Operator: Thank you. We’ve reached the end of our question and answer session. I’d like to turn the floor back over to Mick for any further or closing comments.
Mick Farrell: Yes. Thanks, Kevin. And thanks to the over ten thousand ResMedians providing these products and services that we talked about to patients in over one hundred and forty countries, worldwide. Thanks for what you do today and every day. Thank you also to what you do for our patients, our physicians, providers, payers, and health care communities, and how you build value for our stakeholders, especially our shareholders who are listening to us today, which I know many of you ResMedians are shareholders as well. We’ll talk to all of our stakeholders here again in around ninety days. Thank you. Over to you, Sally.
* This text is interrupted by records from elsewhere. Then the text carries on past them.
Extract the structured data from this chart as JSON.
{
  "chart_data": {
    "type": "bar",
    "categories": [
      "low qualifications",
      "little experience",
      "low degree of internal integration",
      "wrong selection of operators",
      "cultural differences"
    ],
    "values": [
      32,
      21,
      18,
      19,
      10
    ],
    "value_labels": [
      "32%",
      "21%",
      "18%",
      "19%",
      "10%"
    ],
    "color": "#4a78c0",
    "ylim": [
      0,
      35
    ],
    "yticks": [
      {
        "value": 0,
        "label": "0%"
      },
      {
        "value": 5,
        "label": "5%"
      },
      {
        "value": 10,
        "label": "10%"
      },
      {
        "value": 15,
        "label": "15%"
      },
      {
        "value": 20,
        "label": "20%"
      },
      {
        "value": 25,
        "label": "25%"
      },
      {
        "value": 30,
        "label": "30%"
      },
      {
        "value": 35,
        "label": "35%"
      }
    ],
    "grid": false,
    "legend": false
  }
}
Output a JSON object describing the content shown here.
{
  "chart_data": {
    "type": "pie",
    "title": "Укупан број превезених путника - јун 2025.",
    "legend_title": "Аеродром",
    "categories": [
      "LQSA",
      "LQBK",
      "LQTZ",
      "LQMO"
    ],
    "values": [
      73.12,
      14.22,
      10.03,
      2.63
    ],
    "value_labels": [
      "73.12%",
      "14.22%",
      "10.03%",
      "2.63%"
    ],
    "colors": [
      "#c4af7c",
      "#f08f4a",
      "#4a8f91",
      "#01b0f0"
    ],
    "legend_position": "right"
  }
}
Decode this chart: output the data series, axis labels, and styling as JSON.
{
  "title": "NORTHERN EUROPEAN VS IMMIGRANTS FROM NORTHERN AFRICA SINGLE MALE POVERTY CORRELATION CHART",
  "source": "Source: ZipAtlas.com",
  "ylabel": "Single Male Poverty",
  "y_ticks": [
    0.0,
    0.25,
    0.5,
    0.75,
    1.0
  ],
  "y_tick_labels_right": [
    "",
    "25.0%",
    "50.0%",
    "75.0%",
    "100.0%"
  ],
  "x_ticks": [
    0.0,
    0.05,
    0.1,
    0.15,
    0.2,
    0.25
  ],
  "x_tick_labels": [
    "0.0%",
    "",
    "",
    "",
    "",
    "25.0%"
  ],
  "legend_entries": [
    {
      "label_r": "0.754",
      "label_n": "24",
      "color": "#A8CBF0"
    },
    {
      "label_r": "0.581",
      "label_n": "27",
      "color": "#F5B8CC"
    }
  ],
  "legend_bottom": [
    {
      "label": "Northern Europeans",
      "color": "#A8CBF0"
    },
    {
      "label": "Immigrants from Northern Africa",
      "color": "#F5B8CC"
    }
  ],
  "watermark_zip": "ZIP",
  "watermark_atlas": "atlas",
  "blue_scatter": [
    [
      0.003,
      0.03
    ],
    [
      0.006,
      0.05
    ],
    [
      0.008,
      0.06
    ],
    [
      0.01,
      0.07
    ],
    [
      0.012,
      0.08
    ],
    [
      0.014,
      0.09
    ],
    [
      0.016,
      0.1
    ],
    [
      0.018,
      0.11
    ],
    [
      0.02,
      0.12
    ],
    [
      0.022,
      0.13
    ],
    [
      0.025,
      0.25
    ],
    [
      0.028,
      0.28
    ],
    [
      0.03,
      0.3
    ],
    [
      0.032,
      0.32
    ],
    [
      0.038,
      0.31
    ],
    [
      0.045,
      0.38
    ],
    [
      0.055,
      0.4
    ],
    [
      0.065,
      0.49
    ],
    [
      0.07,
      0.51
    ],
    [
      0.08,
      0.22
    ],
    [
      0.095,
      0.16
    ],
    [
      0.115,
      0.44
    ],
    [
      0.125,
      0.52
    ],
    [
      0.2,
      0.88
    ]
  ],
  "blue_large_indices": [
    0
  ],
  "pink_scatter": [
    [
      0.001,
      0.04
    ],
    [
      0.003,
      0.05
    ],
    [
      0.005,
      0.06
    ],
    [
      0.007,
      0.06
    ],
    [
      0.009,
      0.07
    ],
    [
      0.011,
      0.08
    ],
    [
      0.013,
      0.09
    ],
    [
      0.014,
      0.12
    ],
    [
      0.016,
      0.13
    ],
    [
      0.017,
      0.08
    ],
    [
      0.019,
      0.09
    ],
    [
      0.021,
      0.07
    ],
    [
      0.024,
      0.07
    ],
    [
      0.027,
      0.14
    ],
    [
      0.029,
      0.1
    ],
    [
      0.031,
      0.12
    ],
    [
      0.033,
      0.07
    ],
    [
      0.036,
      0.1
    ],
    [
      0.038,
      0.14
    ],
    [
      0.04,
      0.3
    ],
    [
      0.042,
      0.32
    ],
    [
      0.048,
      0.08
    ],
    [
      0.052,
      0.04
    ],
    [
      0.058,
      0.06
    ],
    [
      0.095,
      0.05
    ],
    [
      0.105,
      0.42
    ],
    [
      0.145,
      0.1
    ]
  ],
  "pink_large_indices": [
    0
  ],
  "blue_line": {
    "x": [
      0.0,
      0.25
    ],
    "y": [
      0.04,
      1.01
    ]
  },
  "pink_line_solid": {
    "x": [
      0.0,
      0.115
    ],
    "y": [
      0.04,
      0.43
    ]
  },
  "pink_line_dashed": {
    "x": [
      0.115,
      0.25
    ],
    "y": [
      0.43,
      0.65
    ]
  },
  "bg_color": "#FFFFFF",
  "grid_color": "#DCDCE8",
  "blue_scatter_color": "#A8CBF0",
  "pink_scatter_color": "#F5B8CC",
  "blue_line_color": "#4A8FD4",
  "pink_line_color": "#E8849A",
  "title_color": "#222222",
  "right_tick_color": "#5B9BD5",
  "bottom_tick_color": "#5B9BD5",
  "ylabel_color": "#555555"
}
Sally Schwartz: Great. Thank you, Mick. And thank you everyone for listening. We appreciate your time and interest. If you have any additional questions, please don’t hesitate to reach out directly. Kevin, you may now close the call.
Operator: Thank you. That does conclude today’s teleconference and webcast. You may disconnect your lines at this time and have a wonderful day. We thank you for your participation today.